O velho Pedro Rico, nosso parente afastado, procedera desse jeito e
estava no inferno. Sem dúvida. Percorria a vizinhança dos lugares
mal-assombrados, vagava pelos caminhos, galopando num cavalo negro,
pedindo missas e gemendo:
— Sou
a alma do finado Pedro Rico.
Seu
Ramiro percebia as dificuldades e foi cauteloso, não revelou de
supetão os seus desígnios sinistros. Fez diversas viagens e, com
persistência e manha, declarando-se religioso em demasia, iniciou
uma propaganda tímida, fortaleceu-se, conseguiu prosélitos e
inaugurou a loja Mensageiros da Pé, que teve como venerável o chefe
político. Na estreia, pomposa, tipos sérios, de Maceió, declamaram
longos discursos.
Meu
pai esteve alguns meses cabeceando sobre cartonagens e folhetos
marcados com triângulos e compassos. Guardou a princípio esses
utensílios na gaveta, a chave; largou-os depois à toa, deixou-nos
ver as abreviaturas enigmáticas, findas em três pontinhos. Enjoou
as sessões secretas, e julgo que permaneceu em grau muito baixo, não
passou de aprendiz.
Enquanto
se aliciavam adeptos e se reconstruía um casarão triste no
Gurganema, Seu Ramiro nos visitou com frequência. Era um sujeito
espesso e moreno, de cabeleira grisalha, rugas, e ponderoso, tão
ponderoso que dificilmente o imaginaríamos sem colarinho e gravata.

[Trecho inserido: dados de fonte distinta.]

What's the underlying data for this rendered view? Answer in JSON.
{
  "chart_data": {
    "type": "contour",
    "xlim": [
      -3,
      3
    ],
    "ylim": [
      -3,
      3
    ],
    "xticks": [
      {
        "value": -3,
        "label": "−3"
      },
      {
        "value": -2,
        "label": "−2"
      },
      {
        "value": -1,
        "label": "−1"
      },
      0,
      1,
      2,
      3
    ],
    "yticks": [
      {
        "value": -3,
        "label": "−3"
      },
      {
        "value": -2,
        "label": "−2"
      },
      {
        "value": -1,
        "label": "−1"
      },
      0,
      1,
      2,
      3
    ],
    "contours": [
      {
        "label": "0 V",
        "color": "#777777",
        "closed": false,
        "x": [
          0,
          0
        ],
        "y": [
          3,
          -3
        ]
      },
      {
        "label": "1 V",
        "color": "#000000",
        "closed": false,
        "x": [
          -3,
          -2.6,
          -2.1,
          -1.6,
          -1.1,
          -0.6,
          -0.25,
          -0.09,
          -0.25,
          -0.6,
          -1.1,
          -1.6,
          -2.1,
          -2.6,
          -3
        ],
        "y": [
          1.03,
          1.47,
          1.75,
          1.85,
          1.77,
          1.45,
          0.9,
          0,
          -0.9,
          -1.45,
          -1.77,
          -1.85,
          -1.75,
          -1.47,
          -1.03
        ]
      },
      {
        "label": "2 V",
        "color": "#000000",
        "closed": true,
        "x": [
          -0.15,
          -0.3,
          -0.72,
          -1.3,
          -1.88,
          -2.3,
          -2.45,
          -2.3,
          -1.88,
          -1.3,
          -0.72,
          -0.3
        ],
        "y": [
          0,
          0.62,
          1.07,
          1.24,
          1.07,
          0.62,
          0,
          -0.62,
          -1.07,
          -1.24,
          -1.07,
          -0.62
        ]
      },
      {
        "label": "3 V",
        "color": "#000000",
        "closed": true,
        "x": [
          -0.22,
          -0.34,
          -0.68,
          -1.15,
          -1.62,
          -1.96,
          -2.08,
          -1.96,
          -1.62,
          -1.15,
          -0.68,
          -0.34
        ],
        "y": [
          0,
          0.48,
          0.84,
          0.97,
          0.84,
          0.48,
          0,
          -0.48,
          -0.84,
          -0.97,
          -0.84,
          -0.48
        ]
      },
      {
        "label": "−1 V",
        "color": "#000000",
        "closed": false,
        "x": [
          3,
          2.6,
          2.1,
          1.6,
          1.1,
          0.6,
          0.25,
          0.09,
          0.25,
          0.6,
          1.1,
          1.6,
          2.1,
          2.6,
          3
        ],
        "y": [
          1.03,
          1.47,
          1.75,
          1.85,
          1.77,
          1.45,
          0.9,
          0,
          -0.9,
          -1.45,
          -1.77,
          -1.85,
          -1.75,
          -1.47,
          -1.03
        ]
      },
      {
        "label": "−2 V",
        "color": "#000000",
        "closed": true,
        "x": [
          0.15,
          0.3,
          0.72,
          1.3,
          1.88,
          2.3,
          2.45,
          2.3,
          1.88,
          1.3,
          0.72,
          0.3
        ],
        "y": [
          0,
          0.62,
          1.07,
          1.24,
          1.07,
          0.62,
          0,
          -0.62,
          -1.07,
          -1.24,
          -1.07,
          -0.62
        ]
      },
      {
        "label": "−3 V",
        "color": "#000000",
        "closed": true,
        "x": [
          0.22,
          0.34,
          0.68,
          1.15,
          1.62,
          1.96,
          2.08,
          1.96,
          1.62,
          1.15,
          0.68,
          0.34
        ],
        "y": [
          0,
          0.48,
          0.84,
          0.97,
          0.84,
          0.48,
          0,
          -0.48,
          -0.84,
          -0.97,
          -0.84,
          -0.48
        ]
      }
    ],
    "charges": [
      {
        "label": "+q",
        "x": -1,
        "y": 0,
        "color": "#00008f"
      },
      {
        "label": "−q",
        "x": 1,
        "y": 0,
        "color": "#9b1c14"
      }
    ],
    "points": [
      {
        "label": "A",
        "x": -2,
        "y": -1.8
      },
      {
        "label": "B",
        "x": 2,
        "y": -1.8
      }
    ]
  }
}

A voz pausada gotejava, para não perdermos uma sílaba. Sobrancelhas
hirsutas, olhar sereno e olímpico.
Tinha
essa figura uns modos de estátua, a convicção talvez de que era
estátua e devíamos admirá-la. Antes de quebrar o silêncio,
fungava, contraía os cantos da boca, achatava mais a, nariz, tufava
o bigode vasto. Ensinava-nos que o filipino é terrivelmente forte,
conduz sem se cansar dois filipinos. Como as formigas. E descrevia a
organização do formigueiro. Ninguém aludira a filipinos nem a
formigas, mas o homem achava meio de lançar mão desses viventes e
dissertava.
De
ordinário isso acontecia depois do jantar. Mastigada a refeição
abundante e má, retirados os pratos, Seu Ramiro pregava os cotovelos
na toalha, examinava as caras em redor e esperava deixa conveniente a
uma exposição volumosa. Aprofundava as rugas, eriçava os pelos,
engrossava o papo, inchava todo, discorria uma hora, e não havia
brecha para nenhum aparte. Os dois caixeiros fixavam nele os bugalhos
atentos; o patrão balançava a cabeça, em apoiados reverenciosos;
minha mãe, a um canto da mesa, reprimia bocejos, mordia os beiços.
Foi
nessas arengas que, entre avanços e recuos, surgiu o Supremo
Arquiteto do Universo e produziu considerável efeito. Seu Ramiro
falava no Supremo Arquiteto do Universo com devoção, erguendo-se um
pouco.
Aborreci
aquela sabedoria, a linguagem magnífica: habituei-me a fugir depois
do café, espantando os ouvintes, fuzilado pelos óculos do orador,
que, chamando-me à ordem, tentou punir-me o desrespeito. Leu no
primeiro número do Dilúculo a minha história Pequeno
Mendigo e censurou-me vários erros. Essa literatura, recomposta
por Mário Venâncio, me parecia certa, mas Seu Ramiro discordou e
corrigiu tudo de novo. Alterou a disposição das palavras, arranjou
sinônimos vistosos, arrepiou-se vendo a minha personagem estender a
mão à caridade pública: fê-la estender as mãos, pois não estava
explicado que ela fosse maneta. Enfim uma crítica medonha, a pior
que já recebi. Grande raiva me encheu o coração, mentalmente
desenvolvi compridas injúrias, odiei os filipinos e as formigas.
E
só me aliviei quando o monstro se ausentou, deixando uma lembrança
deplorável. Enquanto os Mensageiros da Fé engatinhavam, Seu Ramiro,
grau trinta ou mais, lhes ensinou as regras necessárias, as pancadas
do martelo, os deveres de cada um. Findas as lições, espaçou as
visitas, sumiu-se afinal. Meu pai emprestou-lhe cem mil-réis e
perdeu-o de vista. Desiludiu-se, conteve imenso rancor. Certamente os
irmãos deviam auxiliar-se, mas aquela maneira de arrancar auxílio
era safadeza. Calou-se, roendo a indignação. Foi por isso, creio,
que repugnou os três pontinhos, as brochuras misteriosas, ou
triângulos, os compassos e o Supremo Arquiteto do Universo.